The business unit had been capturing HCFA and UB-92 health insurance claim forms through a 60/40 combination of a home-grown key-from-image technology and a vendor OCR (optical character recognition) solution implemented in 1997. "We had reached the limit in terms of the level of productivity and wanted to be able to grow and have higher productivity and quality," says Diana Clem, director of application development, First Health.
Quality Strategy
Having identified commercial OCR solution providers with a proven track record, First Health sent RFPs to five vendors. After evaluating the responses the carrier decided on Recognition Research, Inc.'s (RRI, Blacksburg, VA) FormWorks solution. The choice was influenced by RRI's FormWorks' capability to process dental forms via OCR, the solution's higher productivity, and the vendor's SQA quality assurance module, according to Clem. "That was a big thing for us, because that function would enable us to be able to improve quality up front," obviating the need to correct errors caught later in the claims adjudication and adjustment stages, she explains.
First Health signed a contract with RRI in August 2000, and began a three-phase implementation of FormWorks, beginning with dental single-page claims, which were not handled by the existing system, Clem relates. The system went live for single- and multi-page medical HCFA forms in March 2001, and followed with a third deliverable of single- and multi-page medical UB-92 forms, as well as multi-page dental and pend letters.
In preparation for the project, First Health switched from its aging Kodak (Rochester, NY) 990 scanners to new 9250 models. "We built a new application for the scanning using Kofax Image Product's (Irvine, CA) toolkit and integrated that with FormWorks," Clem recalls. "We also integrated it with FileNET (Costa Mesa, CA), which is our imaging system."
Following the implementation, First Health saw an immediate jump in document-level accuracy, from 65 to 86 percent, according to Clem. Through use of the SQA module, the level was brought up to 93 percent. "We were able to use the product to hone skills and get down to what exactly were the errors"-in interpreting content in document fields-"and where we had training issues," she says. The result, Clem adds, was that, having invested more than $1 million on the solution, "we had ROI in less than eight months."
Owing to the experience gained from the OCR implementation in 1997, Clem says the RRI project brought few surprises, from a technology perspective. However, the productivity gains expected brought a staff-related challenge. "We knew we would need a reduced workforce, so we planned a transition, backfilling with temps as attrition occurred on the existing system," according to Clem. "That enabled us to ramp up, manage training and avoid layoffs."

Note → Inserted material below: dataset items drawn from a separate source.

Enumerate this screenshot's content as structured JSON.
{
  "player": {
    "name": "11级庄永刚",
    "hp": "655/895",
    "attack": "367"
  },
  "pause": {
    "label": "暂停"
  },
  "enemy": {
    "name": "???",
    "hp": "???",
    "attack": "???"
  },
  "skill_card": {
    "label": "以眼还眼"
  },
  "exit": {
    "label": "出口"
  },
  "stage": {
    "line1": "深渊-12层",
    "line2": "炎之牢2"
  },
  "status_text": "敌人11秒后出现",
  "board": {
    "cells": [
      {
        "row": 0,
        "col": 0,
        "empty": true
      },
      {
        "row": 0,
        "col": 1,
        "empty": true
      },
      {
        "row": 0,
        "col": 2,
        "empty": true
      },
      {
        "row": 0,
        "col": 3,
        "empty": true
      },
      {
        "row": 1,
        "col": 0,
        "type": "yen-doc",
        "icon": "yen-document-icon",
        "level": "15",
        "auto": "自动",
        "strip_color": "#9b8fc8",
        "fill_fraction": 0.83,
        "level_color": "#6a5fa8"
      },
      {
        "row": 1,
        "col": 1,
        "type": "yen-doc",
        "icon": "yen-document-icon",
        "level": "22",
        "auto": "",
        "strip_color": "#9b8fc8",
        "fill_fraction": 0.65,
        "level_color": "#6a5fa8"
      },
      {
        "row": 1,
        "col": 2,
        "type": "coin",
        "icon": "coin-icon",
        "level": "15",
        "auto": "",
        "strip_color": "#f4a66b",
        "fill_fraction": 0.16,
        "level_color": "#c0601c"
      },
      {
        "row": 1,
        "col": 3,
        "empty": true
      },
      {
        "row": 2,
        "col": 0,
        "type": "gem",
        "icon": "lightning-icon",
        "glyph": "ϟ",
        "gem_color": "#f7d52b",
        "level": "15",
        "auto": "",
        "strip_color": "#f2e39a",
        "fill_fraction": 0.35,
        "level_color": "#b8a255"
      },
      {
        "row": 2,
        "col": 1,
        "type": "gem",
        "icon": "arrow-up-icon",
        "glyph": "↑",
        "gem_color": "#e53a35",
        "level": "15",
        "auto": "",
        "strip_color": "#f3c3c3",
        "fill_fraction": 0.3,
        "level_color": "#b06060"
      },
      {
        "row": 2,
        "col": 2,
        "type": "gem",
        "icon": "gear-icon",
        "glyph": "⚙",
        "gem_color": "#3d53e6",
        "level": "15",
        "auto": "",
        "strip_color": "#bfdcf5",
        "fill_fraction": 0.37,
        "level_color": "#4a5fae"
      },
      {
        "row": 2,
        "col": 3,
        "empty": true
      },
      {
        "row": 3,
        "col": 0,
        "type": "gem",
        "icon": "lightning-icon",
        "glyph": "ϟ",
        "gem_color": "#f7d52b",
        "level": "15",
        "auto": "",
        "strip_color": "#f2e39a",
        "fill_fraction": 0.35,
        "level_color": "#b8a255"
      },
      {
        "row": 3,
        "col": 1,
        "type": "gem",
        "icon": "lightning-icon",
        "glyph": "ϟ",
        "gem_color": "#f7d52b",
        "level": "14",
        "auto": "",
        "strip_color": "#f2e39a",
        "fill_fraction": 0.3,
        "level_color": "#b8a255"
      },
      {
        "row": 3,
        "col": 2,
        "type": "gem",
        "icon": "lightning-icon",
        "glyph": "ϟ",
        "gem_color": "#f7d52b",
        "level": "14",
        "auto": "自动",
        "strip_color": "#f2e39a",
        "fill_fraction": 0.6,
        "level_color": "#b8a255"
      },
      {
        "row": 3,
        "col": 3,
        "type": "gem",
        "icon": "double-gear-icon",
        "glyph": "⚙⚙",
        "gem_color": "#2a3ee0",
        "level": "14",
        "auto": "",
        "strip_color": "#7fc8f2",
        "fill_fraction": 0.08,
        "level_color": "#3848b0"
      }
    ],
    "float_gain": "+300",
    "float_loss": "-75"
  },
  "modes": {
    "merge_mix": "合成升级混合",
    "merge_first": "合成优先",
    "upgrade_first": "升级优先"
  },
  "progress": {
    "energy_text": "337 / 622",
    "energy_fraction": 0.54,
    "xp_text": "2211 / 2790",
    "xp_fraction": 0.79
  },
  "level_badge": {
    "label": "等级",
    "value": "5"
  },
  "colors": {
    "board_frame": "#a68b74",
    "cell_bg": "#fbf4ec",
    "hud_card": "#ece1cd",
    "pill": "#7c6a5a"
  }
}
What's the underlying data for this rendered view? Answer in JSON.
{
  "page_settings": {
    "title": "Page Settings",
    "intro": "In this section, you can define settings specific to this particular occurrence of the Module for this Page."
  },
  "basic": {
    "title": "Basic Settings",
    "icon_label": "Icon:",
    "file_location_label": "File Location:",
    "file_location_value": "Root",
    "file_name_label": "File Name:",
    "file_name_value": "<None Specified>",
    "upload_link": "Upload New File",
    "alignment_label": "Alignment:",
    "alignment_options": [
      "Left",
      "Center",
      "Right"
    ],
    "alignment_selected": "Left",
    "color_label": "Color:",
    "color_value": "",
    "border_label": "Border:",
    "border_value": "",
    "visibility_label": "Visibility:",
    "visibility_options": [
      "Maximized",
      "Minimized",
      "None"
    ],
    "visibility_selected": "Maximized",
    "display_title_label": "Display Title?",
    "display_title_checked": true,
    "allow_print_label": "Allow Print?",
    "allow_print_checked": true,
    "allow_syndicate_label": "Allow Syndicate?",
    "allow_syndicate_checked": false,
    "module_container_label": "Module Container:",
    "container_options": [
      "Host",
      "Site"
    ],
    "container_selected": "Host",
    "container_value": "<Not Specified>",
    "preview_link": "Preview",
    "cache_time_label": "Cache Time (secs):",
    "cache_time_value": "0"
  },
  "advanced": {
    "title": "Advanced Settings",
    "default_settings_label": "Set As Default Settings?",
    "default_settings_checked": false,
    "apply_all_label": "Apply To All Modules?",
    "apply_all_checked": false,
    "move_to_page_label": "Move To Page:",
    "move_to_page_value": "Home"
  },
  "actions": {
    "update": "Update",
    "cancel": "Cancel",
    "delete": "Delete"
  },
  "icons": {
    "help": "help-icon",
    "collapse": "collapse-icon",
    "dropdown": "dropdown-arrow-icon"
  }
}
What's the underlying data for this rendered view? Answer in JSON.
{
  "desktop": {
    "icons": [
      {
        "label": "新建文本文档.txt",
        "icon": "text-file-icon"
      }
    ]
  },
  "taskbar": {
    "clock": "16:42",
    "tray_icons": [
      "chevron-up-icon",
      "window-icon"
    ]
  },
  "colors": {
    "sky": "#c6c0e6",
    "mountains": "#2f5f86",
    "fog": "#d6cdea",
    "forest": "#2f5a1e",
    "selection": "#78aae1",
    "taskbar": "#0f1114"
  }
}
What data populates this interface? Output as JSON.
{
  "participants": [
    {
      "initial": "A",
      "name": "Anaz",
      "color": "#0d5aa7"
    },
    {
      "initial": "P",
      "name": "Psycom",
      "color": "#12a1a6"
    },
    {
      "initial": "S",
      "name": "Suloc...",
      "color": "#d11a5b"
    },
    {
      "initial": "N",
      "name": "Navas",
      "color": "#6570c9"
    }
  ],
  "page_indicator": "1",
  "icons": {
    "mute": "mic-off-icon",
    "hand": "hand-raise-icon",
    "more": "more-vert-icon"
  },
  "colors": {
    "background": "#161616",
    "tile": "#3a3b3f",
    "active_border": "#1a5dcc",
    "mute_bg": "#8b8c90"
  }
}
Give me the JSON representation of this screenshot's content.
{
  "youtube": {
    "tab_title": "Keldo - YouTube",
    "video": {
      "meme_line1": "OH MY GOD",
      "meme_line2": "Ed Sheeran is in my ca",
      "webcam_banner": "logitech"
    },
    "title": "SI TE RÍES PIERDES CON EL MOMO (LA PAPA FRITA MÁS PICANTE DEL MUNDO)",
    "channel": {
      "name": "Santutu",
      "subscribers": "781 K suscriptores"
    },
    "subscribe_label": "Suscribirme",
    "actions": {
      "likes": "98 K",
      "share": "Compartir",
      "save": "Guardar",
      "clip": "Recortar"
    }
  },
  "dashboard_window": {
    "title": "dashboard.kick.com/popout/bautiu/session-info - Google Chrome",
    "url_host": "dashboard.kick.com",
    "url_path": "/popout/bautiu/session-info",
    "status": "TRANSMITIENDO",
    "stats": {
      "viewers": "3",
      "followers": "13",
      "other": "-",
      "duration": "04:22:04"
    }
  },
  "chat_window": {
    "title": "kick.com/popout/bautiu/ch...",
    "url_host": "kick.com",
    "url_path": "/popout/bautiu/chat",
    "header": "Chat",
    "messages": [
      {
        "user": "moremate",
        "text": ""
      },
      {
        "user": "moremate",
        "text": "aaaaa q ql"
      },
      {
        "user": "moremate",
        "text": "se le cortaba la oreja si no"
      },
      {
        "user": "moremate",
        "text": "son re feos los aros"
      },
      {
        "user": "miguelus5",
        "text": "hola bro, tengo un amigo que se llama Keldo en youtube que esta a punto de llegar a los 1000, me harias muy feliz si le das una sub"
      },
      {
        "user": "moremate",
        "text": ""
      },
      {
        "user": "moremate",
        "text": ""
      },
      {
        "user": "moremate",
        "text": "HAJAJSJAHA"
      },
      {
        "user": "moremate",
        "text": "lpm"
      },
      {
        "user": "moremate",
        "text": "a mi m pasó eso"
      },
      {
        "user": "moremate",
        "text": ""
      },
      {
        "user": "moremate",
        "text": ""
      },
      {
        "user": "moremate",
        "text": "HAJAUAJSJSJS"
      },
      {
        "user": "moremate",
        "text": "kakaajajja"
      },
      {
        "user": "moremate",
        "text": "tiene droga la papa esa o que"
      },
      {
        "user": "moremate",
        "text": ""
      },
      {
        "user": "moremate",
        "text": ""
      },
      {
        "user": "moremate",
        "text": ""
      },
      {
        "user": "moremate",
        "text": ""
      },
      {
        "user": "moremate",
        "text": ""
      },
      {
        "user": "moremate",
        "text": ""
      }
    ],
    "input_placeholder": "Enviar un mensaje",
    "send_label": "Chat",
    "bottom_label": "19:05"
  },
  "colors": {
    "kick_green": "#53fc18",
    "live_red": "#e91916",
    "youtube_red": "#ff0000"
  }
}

First Health's operator efficiency is up to 700 claims per hour over a rate of 366 on the previous vendor system, and virtually all paper claims are now captured in FormWorks, according to Clem. To expand the system's capability further, First Health is currently developing templates to read black UB-92 forms. Standard UB-92s are printed in red ink to facilitate scanning of typed or written information in dark ink. "Sometimes you get a black form off a laser printer, making it hard to distinguish between the data such as a patient's name and the guide text." Clem comments, "Before, all of those had to be data-entered in the RRI product, but soon they will be able to be OCR'd."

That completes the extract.